Germany's current account surplus has fallen for the third consecutive year. It fell last year to 7.4 percent of annual economic output, after 7.9 percent in 2017, 8.5 percent in 2016 and a peak of 8.9 percent in 2015. The EU considers a maximum of six percent to be sustainable in the long term. The decline is attributable to two factors: For example, the surplus in goods exports to Europe fell because imports rose more strongly. In addition, annual economic output, including inflation, rose quite strongly by 3.4 percent.  
 
Nevertheless, Germany should again become the country with the largest current account surplus in 2018, as in the previous two years. At 294 billion US dollars (249 billion euros), the German value is ahead of Japan, which has a surplus of 173 billion US dollars, equivalent to 3.5 percent of its annual economic output.
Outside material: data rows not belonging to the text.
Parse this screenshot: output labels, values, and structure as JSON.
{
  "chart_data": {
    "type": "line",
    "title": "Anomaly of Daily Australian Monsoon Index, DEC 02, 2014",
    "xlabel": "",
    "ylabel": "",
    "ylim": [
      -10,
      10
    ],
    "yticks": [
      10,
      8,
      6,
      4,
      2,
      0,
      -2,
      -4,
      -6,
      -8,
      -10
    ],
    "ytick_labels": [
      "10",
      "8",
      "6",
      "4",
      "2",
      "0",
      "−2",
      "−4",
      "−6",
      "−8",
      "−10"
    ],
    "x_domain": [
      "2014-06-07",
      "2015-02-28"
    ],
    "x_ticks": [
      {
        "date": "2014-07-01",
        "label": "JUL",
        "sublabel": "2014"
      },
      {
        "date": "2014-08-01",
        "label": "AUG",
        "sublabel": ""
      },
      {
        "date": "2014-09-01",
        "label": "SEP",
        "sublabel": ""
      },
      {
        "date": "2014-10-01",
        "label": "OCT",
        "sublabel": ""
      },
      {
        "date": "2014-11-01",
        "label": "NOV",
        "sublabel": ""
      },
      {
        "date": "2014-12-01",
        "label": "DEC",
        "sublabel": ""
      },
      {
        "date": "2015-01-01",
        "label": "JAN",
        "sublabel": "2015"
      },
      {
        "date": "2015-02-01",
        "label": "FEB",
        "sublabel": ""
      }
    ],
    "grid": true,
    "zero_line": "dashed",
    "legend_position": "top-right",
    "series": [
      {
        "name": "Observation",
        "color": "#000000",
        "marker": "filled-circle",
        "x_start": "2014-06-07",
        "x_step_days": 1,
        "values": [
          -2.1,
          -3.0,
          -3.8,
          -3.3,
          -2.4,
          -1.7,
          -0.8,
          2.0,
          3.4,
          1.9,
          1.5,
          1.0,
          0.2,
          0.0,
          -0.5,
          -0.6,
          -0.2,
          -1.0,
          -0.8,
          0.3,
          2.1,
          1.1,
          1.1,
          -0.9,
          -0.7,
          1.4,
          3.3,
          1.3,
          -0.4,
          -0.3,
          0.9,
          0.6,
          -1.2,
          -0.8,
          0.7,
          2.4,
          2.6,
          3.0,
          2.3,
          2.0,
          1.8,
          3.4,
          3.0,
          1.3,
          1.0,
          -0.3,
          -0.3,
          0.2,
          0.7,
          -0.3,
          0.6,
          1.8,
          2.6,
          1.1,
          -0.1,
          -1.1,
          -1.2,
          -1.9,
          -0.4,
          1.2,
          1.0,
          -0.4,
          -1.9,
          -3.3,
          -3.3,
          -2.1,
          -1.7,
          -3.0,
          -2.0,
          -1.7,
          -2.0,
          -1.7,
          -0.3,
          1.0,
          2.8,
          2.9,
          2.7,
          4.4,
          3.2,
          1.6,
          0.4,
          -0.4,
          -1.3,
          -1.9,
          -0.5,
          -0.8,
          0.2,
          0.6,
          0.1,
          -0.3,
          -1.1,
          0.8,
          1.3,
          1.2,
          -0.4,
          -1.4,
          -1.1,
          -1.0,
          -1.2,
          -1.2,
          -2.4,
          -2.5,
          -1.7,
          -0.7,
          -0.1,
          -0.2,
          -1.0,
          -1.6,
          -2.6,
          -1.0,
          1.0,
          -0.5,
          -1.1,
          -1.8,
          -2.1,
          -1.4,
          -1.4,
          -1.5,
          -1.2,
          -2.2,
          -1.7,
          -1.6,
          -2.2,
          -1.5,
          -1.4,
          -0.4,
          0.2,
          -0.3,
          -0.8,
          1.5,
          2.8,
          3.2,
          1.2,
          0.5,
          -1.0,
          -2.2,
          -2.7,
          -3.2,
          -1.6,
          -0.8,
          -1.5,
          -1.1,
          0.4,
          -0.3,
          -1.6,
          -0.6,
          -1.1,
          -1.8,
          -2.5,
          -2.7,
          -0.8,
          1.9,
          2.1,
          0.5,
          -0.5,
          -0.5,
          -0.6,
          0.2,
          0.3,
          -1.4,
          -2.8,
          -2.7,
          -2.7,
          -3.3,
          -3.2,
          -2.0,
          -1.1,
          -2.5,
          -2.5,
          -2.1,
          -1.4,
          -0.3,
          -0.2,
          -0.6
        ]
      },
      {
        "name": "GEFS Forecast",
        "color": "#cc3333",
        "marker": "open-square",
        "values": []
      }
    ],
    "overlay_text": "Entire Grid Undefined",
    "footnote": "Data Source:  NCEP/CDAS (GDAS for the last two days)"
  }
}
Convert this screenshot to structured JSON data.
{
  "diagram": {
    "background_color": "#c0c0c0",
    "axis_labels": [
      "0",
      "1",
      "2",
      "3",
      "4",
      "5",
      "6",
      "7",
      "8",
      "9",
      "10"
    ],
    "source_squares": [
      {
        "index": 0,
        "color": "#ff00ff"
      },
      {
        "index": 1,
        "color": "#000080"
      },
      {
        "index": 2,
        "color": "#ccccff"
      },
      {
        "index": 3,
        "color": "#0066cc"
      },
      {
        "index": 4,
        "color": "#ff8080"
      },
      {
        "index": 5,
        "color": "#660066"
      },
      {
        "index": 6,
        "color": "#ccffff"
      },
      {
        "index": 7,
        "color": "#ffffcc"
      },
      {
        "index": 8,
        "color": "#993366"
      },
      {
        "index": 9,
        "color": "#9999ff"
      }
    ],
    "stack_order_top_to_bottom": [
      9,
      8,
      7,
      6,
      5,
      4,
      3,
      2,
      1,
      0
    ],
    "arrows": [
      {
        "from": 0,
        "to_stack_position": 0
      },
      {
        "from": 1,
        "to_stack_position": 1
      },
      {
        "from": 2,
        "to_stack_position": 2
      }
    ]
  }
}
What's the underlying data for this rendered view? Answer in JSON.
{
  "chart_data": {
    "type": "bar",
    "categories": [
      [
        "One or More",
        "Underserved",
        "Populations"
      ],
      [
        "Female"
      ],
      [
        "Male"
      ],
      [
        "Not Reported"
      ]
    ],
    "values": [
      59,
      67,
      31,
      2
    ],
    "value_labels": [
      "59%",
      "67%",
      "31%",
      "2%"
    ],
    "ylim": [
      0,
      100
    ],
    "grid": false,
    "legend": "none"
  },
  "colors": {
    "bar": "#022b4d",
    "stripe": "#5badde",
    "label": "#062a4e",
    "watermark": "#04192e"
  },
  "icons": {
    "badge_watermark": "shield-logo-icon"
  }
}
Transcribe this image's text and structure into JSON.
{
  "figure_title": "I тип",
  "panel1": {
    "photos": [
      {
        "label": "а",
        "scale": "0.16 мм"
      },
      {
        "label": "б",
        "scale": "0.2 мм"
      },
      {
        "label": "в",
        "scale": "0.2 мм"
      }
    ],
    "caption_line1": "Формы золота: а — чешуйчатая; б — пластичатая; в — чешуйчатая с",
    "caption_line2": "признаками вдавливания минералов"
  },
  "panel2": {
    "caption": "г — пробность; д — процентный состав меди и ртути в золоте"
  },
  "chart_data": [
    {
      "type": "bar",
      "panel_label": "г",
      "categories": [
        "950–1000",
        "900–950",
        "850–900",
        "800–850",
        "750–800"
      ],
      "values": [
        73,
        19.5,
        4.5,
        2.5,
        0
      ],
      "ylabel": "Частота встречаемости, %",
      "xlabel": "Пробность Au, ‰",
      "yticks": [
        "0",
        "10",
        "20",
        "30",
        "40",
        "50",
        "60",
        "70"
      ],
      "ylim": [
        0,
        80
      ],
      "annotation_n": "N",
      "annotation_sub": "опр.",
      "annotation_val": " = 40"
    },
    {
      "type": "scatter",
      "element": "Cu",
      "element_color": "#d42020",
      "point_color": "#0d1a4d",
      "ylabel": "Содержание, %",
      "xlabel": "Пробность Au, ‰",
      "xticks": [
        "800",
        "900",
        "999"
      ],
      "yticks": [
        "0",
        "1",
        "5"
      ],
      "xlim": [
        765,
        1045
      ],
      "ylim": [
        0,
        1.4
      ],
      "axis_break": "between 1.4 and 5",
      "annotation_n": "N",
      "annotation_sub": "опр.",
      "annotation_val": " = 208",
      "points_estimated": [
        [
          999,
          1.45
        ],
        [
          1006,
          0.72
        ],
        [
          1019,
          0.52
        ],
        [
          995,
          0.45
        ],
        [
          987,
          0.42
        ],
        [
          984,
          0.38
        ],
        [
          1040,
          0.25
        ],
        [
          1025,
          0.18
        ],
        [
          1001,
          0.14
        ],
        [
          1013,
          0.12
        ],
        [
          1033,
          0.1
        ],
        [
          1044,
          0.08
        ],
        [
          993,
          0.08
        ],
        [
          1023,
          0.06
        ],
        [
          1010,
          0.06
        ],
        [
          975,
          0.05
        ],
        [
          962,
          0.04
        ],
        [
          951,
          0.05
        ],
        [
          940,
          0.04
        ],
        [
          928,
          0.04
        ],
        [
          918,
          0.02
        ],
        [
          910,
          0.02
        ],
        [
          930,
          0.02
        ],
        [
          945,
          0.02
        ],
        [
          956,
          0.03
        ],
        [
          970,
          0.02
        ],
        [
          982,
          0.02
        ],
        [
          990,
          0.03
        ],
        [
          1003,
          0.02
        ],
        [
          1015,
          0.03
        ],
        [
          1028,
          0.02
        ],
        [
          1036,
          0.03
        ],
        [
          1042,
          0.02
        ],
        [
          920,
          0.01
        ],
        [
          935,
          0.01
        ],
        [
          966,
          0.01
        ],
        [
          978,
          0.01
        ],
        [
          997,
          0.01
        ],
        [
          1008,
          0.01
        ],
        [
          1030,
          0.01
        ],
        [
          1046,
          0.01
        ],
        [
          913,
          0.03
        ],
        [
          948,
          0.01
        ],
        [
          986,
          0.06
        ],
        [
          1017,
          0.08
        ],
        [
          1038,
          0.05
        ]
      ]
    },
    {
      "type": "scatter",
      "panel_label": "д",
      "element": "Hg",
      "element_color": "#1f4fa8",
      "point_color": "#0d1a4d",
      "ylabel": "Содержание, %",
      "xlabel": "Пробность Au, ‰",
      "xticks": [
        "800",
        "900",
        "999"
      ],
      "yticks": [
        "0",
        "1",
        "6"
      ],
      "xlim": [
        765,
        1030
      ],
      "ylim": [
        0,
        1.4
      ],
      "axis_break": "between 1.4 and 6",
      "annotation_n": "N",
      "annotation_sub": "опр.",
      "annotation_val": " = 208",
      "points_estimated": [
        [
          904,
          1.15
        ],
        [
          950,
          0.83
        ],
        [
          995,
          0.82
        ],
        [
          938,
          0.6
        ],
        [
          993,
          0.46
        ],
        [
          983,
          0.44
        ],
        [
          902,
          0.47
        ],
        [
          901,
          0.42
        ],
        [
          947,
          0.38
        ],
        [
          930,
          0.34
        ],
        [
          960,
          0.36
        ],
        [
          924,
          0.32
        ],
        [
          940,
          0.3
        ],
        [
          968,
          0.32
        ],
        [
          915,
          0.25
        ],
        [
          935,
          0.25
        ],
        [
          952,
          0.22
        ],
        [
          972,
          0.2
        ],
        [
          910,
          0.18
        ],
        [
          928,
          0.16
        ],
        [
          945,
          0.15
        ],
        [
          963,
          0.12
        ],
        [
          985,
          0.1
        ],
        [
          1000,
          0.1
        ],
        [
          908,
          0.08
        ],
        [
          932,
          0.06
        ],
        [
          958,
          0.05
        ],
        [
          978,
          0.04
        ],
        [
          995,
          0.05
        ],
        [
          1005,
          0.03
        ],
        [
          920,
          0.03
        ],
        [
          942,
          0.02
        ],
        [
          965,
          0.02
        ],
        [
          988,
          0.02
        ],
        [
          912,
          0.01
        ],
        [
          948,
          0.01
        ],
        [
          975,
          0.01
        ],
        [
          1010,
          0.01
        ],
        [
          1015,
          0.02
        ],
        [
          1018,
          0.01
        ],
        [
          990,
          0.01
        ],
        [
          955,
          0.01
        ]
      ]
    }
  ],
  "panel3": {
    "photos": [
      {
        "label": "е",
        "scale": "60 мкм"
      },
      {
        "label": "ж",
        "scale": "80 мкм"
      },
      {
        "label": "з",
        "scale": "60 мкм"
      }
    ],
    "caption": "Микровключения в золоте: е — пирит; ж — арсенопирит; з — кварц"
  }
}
Russia recently ranked third with around 116 billion US dollars (7.0 percent of its annual economic output). On the other hand, the USA is again likely to be the country with the largest current account deficit with about 455 billion US dollars, which corresponds to only 2.3 percent of its annual economic output.
 
Despite the trade disputes, the US current account deficit increased by a further USD 5 billion. Trade in goods had a bigger deficit, but surpluses increased in sales of services and income from foreign assets. Exports to China fell significantly, while imports from China continued to grow strongly. 
 
In 2018, China is no longer among the top three countries with the highest surpluses. This is due to a significantly lower surplus of goods, which, however, resulted less from trade disputes than from increased imports of machinery, which can be seen in connection with the "Made in China 2025" promotional programme extended at the beginning of 2018. 
 
Russia is for the first time among the three countries with the highest surplus. The unusually large increase in the surplus last year is due to trade in goods. While exports continued to grow, not least due to rising oil and gas prices, imports stagnated. This is likely to be a consequence of various policies aimed at reducing import dependency in the long term. 
 
By definition, current account surpluses are associated with high net capital exports. Germany is thus building up more financial receivables from abroad than foreign receivables from Germany. In addition to the sale of goods or services to foreign countries, income from foreign assets also increases the current account surplus, as this increases payment claims against foreign countries. Permanently high current account surpluses can become problematic if the receivables cannot be redeemed, for example, if the foreign country is no longer able to service the interest burden.